A day to honor the arrival in Hope Town in the late 1700’s of Wyannie Malone and other Loyalists from the Carolinas.   Many of her descendants still live here.  Hope Town’s cottagers, cruisers and tourists celebrated with art, food and crafts. 

The children of the Hope Town Primary School opened with the Bahamian National Anthem.



Awards were given for the winners of the essay and art contests – the topic was a letter written home after arriving here by boat with Wyannie Malone. 


A quilt made especially as a fund-raiser was raffled off, with proceeds to the Wyannie Malone Museum, a wonderful treasure right in downtown Hope Town.

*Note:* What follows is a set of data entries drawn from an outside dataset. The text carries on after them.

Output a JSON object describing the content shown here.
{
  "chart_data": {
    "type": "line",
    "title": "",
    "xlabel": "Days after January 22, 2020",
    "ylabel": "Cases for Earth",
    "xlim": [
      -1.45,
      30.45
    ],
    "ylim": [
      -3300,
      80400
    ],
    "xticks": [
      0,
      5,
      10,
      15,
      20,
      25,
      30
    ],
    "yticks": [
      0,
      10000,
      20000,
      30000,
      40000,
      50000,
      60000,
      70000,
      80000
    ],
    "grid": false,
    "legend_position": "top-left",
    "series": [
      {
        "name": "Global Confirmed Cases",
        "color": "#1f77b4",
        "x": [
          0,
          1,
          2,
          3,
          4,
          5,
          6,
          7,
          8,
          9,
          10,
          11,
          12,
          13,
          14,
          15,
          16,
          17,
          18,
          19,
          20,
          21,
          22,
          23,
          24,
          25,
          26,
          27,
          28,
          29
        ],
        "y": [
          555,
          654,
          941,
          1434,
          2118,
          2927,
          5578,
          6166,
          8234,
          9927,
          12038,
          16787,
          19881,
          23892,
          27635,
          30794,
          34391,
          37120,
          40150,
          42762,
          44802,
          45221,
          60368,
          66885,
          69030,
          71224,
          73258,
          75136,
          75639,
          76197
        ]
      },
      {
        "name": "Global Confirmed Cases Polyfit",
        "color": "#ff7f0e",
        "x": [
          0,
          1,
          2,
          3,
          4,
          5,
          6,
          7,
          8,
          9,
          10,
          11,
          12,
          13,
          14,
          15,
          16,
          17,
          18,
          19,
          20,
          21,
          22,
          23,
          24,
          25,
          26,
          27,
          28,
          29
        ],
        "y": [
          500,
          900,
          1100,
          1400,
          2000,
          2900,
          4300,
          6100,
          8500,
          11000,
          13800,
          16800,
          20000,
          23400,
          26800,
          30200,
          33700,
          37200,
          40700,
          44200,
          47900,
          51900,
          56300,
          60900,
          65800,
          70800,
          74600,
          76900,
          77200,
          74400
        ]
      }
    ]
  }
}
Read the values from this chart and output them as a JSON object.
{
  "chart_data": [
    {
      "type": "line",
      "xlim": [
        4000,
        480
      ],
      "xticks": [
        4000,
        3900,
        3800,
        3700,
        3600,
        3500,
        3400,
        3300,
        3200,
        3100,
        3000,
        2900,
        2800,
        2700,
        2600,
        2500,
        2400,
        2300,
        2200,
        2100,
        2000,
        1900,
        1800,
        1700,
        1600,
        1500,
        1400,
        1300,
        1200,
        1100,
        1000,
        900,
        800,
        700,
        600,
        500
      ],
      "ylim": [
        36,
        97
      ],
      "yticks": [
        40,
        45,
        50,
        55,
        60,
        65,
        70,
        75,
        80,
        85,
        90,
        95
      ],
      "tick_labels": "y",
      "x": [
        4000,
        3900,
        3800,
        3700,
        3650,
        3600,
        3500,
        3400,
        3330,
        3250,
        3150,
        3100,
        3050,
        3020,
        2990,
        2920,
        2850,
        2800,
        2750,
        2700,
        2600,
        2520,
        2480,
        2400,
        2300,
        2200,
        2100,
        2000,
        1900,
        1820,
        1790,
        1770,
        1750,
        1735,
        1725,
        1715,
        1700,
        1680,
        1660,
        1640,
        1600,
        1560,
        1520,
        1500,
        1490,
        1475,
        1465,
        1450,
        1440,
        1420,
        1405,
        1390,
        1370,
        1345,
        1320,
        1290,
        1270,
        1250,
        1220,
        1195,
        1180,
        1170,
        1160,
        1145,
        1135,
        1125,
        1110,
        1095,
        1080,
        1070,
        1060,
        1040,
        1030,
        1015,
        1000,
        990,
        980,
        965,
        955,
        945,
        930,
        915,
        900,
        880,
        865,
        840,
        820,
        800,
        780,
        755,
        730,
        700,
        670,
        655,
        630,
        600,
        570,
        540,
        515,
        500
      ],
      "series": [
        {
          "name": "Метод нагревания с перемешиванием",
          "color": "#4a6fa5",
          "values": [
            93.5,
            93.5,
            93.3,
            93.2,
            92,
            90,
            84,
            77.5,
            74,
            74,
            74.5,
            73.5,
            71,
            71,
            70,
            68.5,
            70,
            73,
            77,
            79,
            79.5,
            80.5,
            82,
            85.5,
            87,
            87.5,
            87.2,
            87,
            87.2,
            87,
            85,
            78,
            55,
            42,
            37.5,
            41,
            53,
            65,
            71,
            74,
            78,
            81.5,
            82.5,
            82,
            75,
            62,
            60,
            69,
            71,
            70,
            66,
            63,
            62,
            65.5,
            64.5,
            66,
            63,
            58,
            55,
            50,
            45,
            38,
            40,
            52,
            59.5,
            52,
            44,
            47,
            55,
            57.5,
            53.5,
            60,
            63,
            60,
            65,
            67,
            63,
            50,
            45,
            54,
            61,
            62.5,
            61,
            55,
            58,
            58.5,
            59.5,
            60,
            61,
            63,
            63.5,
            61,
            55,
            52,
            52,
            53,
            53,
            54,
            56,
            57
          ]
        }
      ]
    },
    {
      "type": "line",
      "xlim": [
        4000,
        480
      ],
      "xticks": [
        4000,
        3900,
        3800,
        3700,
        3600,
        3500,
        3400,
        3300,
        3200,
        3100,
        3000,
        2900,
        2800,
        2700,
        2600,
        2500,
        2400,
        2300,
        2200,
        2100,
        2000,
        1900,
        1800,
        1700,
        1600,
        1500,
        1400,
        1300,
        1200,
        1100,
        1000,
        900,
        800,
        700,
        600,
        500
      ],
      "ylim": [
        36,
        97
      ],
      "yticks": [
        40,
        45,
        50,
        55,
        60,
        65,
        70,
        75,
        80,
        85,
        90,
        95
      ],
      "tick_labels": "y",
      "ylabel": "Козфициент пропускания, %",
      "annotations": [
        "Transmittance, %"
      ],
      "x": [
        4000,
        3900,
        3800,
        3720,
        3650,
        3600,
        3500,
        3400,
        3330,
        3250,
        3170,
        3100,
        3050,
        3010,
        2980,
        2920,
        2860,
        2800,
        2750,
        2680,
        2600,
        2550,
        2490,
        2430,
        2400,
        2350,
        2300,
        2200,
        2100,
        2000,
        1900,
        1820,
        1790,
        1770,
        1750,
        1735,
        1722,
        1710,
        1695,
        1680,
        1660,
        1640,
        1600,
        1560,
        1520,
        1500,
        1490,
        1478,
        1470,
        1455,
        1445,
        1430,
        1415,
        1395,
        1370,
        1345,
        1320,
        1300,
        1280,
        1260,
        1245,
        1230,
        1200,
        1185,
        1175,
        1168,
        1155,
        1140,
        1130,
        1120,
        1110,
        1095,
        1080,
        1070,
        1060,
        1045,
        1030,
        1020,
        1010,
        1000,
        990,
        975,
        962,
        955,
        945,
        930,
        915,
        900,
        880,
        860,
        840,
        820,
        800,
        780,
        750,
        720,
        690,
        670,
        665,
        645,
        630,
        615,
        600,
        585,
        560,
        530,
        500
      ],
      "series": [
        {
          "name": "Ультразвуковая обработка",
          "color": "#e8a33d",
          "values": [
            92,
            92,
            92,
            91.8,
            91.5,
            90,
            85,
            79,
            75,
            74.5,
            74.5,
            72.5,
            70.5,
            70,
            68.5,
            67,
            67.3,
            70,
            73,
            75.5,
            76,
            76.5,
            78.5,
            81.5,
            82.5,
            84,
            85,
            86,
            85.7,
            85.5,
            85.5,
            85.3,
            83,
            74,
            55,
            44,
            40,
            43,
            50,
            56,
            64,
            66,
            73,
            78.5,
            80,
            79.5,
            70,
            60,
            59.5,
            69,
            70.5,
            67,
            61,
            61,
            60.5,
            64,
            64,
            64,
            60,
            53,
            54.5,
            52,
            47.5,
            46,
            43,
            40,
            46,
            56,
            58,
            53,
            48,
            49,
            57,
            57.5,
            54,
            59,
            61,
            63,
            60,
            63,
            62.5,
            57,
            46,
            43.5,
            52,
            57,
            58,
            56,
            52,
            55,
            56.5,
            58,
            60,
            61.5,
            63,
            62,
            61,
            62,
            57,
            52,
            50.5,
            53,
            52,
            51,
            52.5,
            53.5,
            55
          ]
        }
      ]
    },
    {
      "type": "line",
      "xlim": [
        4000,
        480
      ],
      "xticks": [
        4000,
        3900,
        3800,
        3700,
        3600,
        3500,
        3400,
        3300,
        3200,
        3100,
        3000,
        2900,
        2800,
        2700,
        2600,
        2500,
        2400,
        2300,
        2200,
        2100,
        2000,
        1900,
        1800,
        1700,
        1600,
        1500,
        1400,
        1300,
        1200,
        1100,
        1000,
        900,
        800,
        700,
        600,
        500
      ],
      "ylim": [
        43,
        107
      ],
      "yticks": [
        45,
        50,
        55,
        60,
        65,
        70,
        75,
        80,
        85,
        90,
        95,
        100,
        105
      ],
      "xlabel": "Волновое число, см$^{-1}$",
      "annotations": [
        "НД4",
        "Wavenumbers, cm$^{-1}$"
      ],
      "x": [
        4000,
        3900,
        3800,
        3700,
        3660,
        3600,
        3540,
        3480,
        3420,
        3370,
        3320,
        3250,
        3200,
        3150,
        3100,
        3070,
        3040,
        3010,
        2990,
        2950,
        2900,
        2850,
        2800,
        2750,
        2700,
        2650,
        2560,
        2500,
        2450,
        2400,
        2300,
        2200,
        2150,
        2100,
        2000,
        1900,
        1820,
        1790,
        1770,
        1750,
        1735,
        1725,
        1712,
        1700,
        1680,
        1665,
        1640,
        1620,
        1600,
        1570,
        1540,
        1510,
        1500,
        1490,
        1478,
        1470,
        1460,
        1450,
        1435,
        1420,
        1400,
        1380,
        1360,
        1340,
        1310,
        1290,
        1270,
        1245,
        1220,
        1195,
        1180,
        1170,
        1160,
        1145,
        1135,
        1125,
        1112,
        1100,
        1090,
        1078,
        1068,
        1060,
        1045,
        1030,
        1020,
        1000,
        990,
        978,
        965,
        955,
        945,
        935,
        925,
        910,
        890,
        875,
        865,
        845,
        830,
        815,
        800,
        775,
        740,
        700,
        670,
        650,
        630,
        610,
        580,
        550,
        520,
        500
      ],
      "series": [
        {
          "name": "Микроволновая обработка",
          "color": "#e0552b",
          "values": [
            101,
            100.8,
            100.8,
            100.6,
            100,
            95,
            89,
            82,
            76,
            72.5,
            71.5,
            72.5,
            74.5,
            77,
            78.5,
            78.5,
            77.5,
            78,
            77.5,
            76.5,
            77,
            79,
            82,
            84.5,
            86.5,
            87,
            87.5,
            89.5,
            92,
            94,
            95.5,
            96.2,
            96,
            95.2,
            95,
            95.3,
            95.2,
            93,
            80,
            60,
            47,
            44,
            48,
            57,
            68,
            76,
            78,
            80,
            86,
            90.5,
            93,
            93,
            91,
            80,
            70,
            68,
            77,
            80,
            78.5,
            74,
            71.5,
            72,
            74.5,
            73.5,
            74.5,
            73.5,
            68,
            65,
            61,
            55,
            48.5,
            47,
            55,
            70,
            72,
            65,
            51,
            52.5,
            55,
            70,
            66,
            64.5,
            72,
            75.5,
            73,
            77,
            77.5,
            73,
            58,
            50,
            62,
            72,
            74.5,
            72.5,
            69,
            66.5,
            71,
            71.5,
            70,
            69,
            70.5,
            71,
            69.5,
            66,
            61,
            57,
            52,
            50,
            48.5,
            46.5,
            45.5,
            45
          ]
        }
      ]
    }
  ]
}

Local artists sold their crafts.




Bahamian (chicken souse, conch salad and mac n’ cheese) and American cuisine (hot dogs) was available, along with scrumptious baked goods.  Historic Abaco dinghies were displayed.  They were once a primary means of travel here in the islands.  Many sailors are now working to restore them.


Here’s a pirate learning to scull – a popular method of transportation when the wind dies.  It requires strength and dexterity to move the oar behind the boat with just the right motions to power the boat forward.


A fun day here in Abaco. 

3 thoughts on “Hope Town Heritage Day

  1. I love sculling. Everyone should learn. It’s like magic once you get the motion right. Used to do it on my father’s dingy, which had a U shaped cutout in the transom. I don’t see a cutout on Goldie’s photo, so I’m wondering how he did it.